The slab of quiche is rich and filled with ribbons of butternut squash and zucchini, though the crust is a bit wimpy.
The one flat-out disappointment on the menu is the chili. It looks promising enough with hearty chunks of ground beef and kidney beans topped by cheese and diced tomato, but it fails to deliver noticeable spice or flavor.
When I return the next day with another friend, the sky is covered with a blanket of fog and a chill fills the air. The afternoon is so dark, in fact, that the facilities’ outside lamps are already on even though it is still a couple of hours until sunset – a good time to check out Phoebe’s limited indoor seating, which is just three small tables overlooking the grounds. Fortunately it turns out that customers are allowed to take their food and drinks into the adjoining room with the fireplace and pool tables.

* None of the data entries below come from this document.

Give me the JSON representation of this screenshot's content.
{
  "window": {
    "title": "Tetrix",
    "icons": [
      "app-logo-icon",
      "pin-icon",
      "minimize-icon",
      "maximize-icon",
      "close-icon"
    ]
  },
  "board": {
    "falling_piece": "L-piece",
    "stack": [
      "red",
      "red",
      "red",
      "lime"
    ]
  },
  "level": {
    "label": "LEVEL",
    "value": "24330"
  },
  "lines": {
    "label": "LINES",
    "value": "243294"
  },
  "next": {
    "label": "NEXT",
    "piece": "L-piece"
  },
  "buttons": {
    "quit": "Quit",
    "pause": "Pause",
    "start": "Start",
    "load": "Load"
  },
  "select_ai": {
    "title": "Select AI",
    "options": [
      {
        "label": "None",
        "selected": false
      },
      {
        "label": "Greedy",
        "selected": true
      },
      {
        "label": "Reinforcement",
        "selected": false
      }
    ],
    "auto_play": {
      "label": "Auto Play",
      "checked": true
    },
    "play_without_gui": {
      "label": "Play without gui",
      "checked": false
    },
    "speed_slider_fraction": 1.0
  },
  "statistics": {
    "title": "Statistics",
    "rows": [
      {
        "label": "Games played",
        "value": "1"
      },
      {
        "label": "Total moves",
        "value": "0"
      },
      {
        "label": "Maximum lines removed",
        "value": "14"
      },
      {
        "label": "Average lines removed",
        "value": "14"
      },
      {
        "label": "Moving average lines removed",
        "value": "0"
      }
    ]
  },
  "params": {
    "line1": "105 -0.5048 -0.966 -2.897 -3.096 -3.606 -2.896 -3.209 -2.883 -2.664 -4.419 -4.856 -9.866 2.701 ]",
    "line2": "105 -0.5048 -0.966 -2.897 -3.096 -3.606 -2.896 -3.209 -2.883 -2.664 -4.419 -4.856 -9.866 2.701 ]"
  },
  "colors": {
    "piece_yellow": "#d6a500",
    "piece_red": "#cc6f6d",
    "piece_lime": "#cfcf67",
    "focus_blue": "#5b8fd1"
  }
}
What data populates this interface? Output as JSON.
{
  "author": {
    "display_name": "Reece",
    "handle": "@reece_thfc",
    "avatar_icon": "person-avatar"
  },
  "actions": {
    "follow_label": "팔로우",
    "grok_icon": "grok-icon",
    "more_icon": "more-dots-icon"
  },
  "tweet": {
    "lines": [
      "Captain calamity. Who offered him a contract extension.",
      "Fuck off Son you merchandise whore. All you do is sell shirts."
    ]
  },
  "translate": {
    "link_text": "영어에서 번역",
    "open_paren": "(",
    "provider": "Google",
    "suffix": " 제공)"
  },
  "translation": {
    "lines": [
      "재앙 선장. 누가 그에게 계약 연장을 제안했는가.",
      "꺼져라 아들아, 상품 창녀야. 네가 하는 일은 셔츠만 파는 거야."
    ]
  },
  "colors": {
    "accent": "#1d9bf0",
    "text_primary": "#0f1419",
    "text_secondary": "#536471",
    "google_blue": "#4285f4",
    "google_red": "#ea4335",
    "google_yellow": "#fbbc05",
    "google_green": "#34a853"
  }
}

My friend seems to have some plummeting blood sugar, because he immediately gravitates towards dessert items like the cinnamon bun ($3), which comes covered in frosting and ground pistachios. We also set out to try Chef Danny’s Asilomar cookie ($3), which is hyped up on the café’s website and includes double chocolate chips, cranberries and almonds. Unfortunately, after ordering it, we receive a standard-issue, pancake-sized chocolate chip cookie ($3) instead.
As a constant stream of conference goers comes and goes into the small room, we split a house roasted turkey-and-brie panini ($10). The combo proves tasty, and more interesting thanks to a sweet tasting red spread that turns out to be a cranberry-spiked mayonnaise.
The café also offers Peet’s coffee ($2.35/12 ounces) as well as to-go items including a pre-made peanut butter and jelly sandwich ($4) for those who want to picnic on Asilomar Beach, just 100 yards or so away.
All told, while some of Phoebe’s better dishes surpass the items offered at other local cafes, it’s clear after my second visit that this new eatery’s best draw is its location. Whether you want to sip a beer and walk around in the homey Phoebe Hearst Social Hall, which was designed by famed architect Julia Morgan, or nibble on a cheese plate while taking in the serpentine trunks of the nearby cypress trees, Phoebe’s can take you away from everyday life within minutes. I’ll be back to try Chef Danny’s Asilomar cookie on another day when the sun heats up that back deck.